Baca berita dengan sedikit iklan, klik di sini
MOHAMMAD Assegaf dan Adnan Buyung Nasution bergegas melangkah ke ruang interogasi tahanan Pengadilan Negeri Surabaya. Sejak tiba di Surabaya, keduanya merasa gerak-gerik mereka selalu diawasi. Di Pengadilan Negeri Surabaya, kedua pengacara itu baru mafhum. Para "pengawas" itu spion tentara yang ditugasi mengawasi mereka. Assegaf dan Buyung bertemu kembali dengan para intel itu di depan ruang tahanan pengadilan. "Di sana mereka membawa senjata api dan sebagian sudah berseragam tentara," kata Assegaf kepada Tempo.
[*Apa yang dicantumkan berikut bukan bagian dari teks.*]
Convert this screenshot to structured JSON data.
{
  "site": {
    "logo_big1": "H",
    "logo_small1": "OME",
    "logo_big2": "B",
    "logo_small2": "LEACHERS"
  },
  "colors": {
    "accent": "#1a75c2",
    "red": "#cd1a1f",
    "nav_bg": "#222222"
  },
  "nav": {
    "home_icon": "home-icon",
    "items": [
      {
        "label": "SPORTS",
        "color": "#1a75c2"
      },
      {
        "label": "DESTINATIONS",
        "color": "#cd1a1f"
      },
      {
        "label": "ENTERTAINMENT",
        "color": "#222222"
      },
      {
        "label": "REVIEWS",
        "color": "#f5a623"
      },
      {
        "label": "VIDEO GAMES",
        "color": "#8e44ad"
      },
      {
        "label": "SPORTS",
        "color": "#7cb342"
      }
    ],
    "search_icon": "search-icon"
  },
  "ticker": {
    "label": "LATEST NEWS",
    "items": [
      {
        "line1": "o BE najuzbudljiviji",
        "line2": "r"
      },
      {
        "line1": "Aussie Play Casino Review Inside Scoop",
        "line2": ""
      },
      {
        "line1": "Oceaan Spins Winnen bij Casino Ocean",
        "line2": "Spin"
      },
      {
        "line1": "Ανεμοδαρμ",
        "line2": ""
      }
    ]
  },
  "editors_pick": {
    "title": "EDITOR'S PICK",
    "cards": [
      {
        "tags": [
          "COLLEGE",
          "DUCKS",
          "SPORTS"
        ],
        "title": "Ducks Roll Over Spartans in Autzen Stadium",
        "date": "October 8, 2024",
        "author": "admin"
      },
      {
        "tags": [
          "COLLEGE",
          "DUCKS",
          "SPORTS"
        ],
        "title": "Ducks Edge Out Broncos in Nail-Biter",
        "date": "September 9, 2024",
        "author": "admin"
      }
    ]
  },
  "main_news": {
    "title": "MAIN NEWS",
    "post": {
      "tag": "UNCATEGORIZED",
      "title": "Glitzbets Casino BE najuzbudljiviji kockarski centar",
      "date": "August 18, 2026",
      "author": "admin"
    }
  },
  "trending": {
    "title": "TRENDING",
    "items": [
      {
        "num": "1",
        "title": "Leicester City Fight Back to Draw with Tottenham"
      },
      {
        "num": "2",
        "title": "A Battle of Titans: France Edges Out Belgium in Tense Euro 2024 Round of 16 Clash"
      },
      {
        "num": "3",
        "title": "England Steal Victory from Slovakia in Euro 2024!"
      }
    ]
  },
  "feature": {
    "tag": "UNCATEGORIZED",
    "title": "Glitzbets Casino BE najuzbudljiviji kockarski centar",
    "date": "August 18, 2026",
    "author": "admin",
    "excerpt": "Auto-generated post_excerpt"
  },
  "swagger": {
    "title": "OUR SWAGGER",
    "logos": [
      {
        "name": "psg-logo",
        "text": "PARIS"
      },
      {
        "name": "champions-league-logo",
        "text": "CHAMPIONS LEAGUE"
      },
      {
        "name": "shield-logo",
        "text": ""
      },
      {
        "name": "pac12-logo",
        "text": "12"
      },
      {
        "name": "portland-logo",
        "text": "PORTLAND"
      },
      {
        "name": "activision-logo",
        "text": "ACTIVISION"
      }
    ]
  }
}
Masih terekam betul dalam ingatan Assegaf peristiwa pada pertengahan 1977 itu. Ia dan Buyung hendak bertemu dengan tahanan yang dianggap tentara istimewa: Haji Ismail Pranoto atau akrab dipanggil Hispran. Ia ditangkap pada 8 Januari 1977 di Desa Bendoringgit, Blitar. Hispran dituduh melakukan makar dengan mendirikan kembali negara Islam era Darul Islam/Tentara Islam Indonesia pimpinan S.M. Kartosoewirjo lewat gerakan Komando Jihad.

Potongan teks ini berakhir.